Zerstörung des Bodenschwamms: Diese hydrologisch aktiven Böden wirken wie ein riesiger, natürlicher Schwamm, der Starkregen aufsaugt, filtert und für Dürrezeiten speichert. Die massive Bodenverdichtung durch Schwerlasttransporte und den Wegebau zertrampelt dieses feine Porensystem unwiederbringlich. Der Schwamm wird dauerhaft ausgedrückt. Das Wasser fehlt dem Wald in den trockenen Sommermonaten, während bei Starkregen das Risiko von Erosion und Sturzfluten dramatisch steigt.
Fataler Rotationseffekt gefährdet das Mikroklima: Ein gesunder Wald schützt sich selbst durch ein stabiles Innenklima – er hält kühle, feuchte Luft wie unter einem Schirm am Boden. Die rotierenden, riesigen Flügel der Windkraftanlagen zerstören diese Schutzschicht durch vertikale Luftmischung. Die Rotoren saugen die lebensnotwendige, kühle Feuchtluft aus dem Wald nach oben ab und pressen im Gegenzug warme, trockene Luftmassen aus höheren Schichten tief in den Baumbestand hinein. Dieser permanente Föhneffekt trocknet das ohnehin feuchtigkeitsabhängige Ökosystem von innen heraus aus.
Verlust des Kollektivschutzes: Durch das Aufreißen der Bestände für Trassen und Standorte entstehen riesige Löcher im Kronendach. Sonne und Wind dringen ungehindert ein. Der verbleibende Wald verliert seinen mechanischen Schutz im Kollektiv. Künstlich veränderte Windströmungen und Turbulenzen im Lee der Anlagen führen bei zukünftigen Stürmen zu massivem Windwurf und machen geschwächte Bäume zur leichten Beute für Schadorganismen.
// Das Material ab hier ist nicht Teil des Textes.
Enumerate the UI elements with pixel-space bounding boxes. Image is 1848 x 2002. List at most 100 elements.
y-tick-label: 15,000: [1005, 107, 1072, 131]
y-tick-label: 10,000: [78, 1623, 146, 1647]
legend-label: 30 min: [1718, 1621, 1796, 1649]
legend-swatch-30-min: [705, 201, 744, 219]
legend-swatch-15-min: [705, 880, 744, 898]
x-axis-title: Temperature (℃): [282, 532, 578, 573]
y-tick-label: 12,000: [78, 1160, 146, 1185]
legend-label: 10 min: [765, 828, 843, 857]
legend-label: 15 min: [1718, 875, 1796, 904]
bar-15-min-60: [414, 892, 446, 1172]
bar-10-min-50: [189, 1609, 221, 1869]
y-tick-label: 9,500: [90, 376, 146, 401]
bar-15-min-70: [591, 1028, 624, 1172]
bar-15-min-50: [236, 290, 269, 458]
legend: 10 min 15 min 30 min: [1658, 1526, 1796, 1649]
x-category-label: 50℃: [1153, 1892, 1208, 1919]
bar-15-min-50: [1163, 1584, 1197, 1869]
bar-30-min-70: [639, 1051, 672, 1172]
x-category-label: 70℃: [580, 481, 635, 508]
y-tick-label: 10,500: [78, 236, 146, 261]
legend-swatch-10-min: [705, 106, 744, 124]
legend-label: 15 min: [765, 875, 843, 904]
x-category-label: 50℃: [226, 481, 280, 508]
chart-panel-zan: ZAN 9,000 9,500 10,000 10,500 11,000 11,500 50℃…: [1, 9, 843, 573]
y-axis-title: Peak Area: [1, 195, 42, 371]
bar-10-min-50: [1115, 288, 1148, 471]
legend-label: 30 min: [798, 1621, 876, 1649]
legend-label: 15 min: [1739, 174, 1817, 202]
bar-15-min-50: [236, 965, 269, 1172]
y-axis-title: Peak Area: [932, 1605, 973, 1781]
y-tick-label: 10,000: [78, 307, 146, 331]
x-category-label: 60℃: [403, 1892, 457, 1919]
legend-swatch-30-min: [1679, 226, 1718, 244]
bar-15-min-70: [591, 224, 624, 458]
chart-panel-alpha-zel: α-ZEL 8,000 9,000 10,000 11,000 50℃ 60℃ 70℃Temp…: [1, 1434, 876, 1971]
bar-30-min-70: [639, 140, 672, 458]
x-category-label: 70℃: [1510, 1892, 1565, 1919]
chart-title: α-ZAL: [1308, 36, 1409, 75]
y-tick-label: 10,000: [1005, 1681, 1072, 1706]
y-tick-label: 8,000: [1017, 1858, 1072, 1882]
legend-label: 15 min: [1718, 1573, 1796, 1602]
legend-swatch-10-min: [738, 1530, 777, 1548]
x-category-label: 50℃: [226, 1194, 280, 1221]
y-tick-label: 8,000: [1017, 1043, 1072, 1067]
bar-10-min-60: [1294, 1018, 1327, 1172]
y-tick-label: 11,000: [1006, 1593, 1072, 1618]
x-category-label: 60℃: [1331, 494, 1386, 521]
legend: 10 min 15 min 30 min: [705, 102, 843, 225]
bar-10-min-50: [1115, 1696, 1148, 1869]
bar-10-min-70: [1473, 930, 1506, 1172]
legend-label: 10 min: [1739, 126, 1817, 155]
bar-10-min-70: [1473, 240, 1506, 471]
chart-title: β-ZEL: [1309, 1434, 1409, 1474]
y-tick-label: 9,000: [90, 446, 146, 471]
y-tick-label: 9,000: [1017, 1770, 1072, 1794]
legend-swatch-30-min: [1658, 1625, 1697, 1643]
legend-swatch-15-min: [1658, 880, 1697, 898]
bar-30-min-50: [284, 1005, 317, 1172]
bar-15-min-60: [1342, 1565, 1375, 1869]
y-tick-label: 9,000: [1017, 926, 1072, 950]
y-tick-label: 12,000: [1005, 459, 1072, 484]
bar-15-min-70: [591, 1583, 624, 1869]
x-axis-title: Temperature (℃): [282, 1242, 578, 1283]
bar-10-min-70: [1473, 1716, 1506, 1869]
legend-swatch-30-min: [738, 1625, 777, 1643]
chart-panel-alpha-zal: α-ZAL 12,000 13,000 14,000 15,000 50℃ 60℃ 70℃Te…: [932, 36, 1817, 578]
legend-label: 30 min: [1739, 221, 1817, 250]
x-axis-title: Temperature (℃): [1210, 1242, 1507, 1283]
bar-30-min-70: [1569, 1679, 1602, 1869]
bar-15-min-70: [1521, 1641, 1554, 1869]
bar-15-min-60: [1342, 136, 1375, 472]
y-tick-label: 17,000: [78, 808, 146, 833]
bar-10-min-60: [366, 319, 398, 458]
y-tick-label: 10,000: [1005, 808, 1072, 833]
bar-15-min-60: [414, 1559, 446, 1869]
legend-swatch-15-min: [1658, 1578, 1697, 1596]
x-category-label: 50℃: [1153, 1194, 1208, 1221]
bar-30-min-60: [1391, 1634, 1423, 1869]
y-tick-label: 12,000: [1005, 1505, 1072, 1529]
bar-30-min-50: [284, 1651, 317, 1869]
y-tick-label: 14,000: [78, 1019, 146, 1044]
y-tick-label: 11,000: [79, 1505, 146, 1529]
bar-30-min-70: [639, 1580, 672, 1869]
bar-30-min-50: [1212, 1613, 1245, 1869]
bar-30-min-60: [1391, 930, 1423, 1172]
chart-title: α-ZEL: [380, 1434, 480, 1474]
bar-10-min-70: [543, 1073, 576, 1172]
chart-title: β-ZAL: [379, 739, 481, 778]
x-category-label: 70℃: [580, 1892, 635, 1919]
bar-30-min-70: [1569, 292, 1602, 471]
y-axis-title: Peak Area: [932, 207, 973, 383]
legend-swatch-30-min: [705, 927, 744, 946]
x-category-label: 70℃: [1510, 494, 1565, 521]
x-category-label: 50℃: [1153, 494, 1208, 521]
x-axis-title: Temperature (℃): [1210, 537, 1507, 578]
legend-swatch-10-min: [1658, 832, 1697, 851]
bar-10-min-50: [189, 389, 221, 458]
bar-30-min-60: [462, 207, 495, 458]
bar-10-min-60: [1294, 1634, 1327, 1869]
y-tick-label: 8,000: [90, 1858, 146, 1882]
Das betroffene Waldgebiet ist kein steriles Industriegebiet, sondern ein lebendiges Ökosystem, ein unersetzlicher Wasserspeicher und ein geschätzter Naherholungsraum für die Menschen aus Hildburghausen, Ebenhards und Häselrieth. Wenn wir die Resilienz und die Wasseradern dieses Waldes durch industrielle Eingriffe brechen, verliert er seine Funktion als regionaler Klimaretter.
Ich fordere die Planungsbehörden und politischen Entscheidungsträger dringend auf, diesen Standort zu überdenken. Windkraft gehört auf bereits vorbelastete Freiflächen, nicht in das hydrologisch sensible Herz unseres Stadtwaldes. Wenn wir das Wasser und die Resilienz des Waldes vor unserer Haustür opfern, opfern wir unsere eigene Lebensgrundlage.